Behind the hotel Mary Diggs was preparing for the noon-day crowd in her small restaurant. It was nothing much more than a large room with odd tables and chairs for the customers and a kitchen. Mary had a room in the back of the restaurant where she slept during the summer months. All summer long folks packed into her place with a line of people out the door waiting to get in. It was said she served up the best fried chicken and fish on the peninsula.
“Bootsie, I’ve told you, you don’t have time to be socializing with the customers.” Though her niece had been named after her, Mary always called the child by her nickname. “Get the orders to the kitchen and keep moving. There’re people waiting to get in.”
“I wasn’t talking to them, Aunt Mary. They were talking to me,” the small girl said.
“Child, I don’t want to hear it. They can talk to each other. Your job is to keep the food coming to the tables,” the woman scolded her niece.
The girls that waited tables were allowed an hour each day to run take a dip in the ocean to cool off. But Mary Diggs was a businesswoman who didn’t put up with foolishness from the help … related or not.
Uncle John worked at the stove frying up the chicken in big cast iron skillets. Mary hired a man to wash the china plates throughout the day. It was “hotter than blazes in that kitchen.”

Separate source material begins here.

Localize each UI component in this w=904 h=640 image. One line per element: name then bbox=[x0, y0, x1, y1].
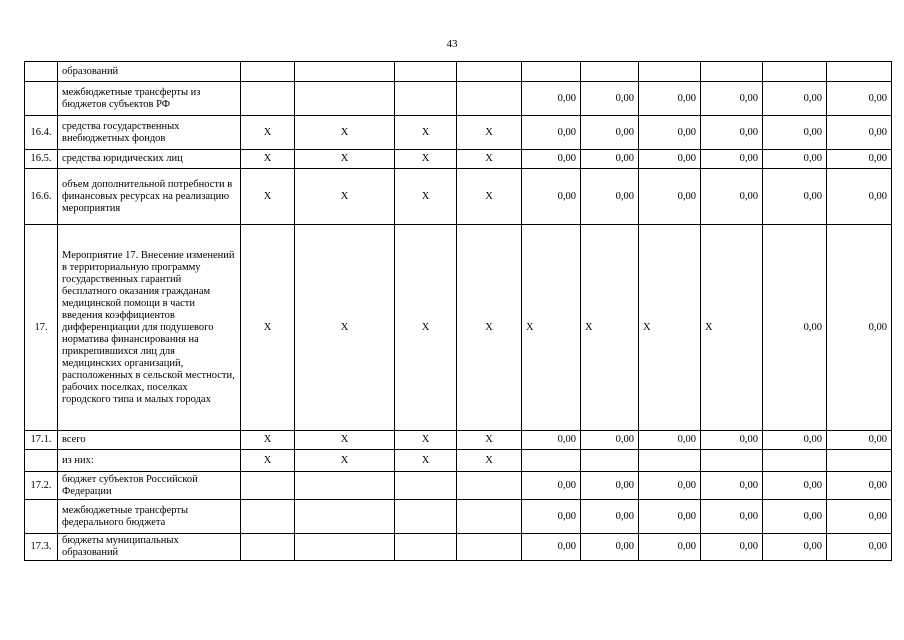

Only Mary, always dressed in a bright, white apron, handled the money. If the customers paid one of the girls, they were to give the money to Mary. Mary didn’t want any mistakes and so she alone would see that the money was right. She had a cigar-type box for each denomination of bills and she made certain that her cash boxes were never disturbed by the hands of others. She even kept the girls’ tips and doled them out when the girls had enough to go on one of the rides at the park.
Mary’s sister, Delia, made black and white, and red and white checkered tablecloths and napkins that decorated the restaurant. Customers were always impressed by the fresh flowers … often a big peony blossom in a glass of water… that was placed on each table. Delia also made matching curtains for the windows and added ruffles of the checkered fabric to the waitresses’ aprons. But such efforts by the family to brighten up the place, were not matched by Mary. Mary was strictly business.
“I don’t know why some people ever come back,” Bootsie said. “Just now a customer tried to say how much he enjoyed the chicken and Aunt Mary just walked off.”
“My momma says she’s a hard-boiled egg,” Betty Lou said.
“What’s that mean?” Bootsie asked.
“You know… a penny-pincher.”
“Right. My momma says she doesn’t want to give her customers anything she can’t charge them for,” Bootsie said. “But I don’t see why she doesn’t want us to be friendly to the customers.”
Repeat customers knew not to bother Mary Diggs. She was too busy to respond. Still they came back… and she knew they would, because her food was delectable.
Most of the time when the girls went in the water, they paid no attention to the fence that separated their beach from the whites’ beach. As far as they knew, it had always been there. The waves were higher than usual on this day and the two girls stood on the wet sand eying the roll of waves coming20in towards them.
Bootsie asked her friend, “How do you suppose they keep the white water separate from the colored water?”
“What you mean?” Betty Lou asked.
“You know… the water on that side is white and our water is colored. How do they keep it from mixing out in the ocean?”
Betty Lou swiveled her head back and forth. “I don’t know, but I think some of that white water is splashing over on our side. I hope it don’t bleach us out.”
“Maybe, we should only get our feet wet today, being as it isn’t so terrible hot,” Bootsie suggested. Just then a wave rushed upon them soaking both girls from the waist down.
“We’re gonna look somethin’ awful if’n we end up half white, or even spotted.” Betty Lou said. “I’m getting’ all the ways in.”
“Okay,” Bootsie followed her friend. “But if’n wes turn some icky color, it’s gonna be your fault.”
Before going back to the restaurant, the girls inspected themselves. “Aunt Mary will put us to work in the kitchen with the dishwasher if’n we come back looking all phewy orange, or yell-low, or gree-een,” Bootsie told Betty Lou as she twisted every which-a-way examining her freshly dipped-in-the-mixed-water skin.” Then she announced with a shru g, “I guess the bleach didn’t get over hair.”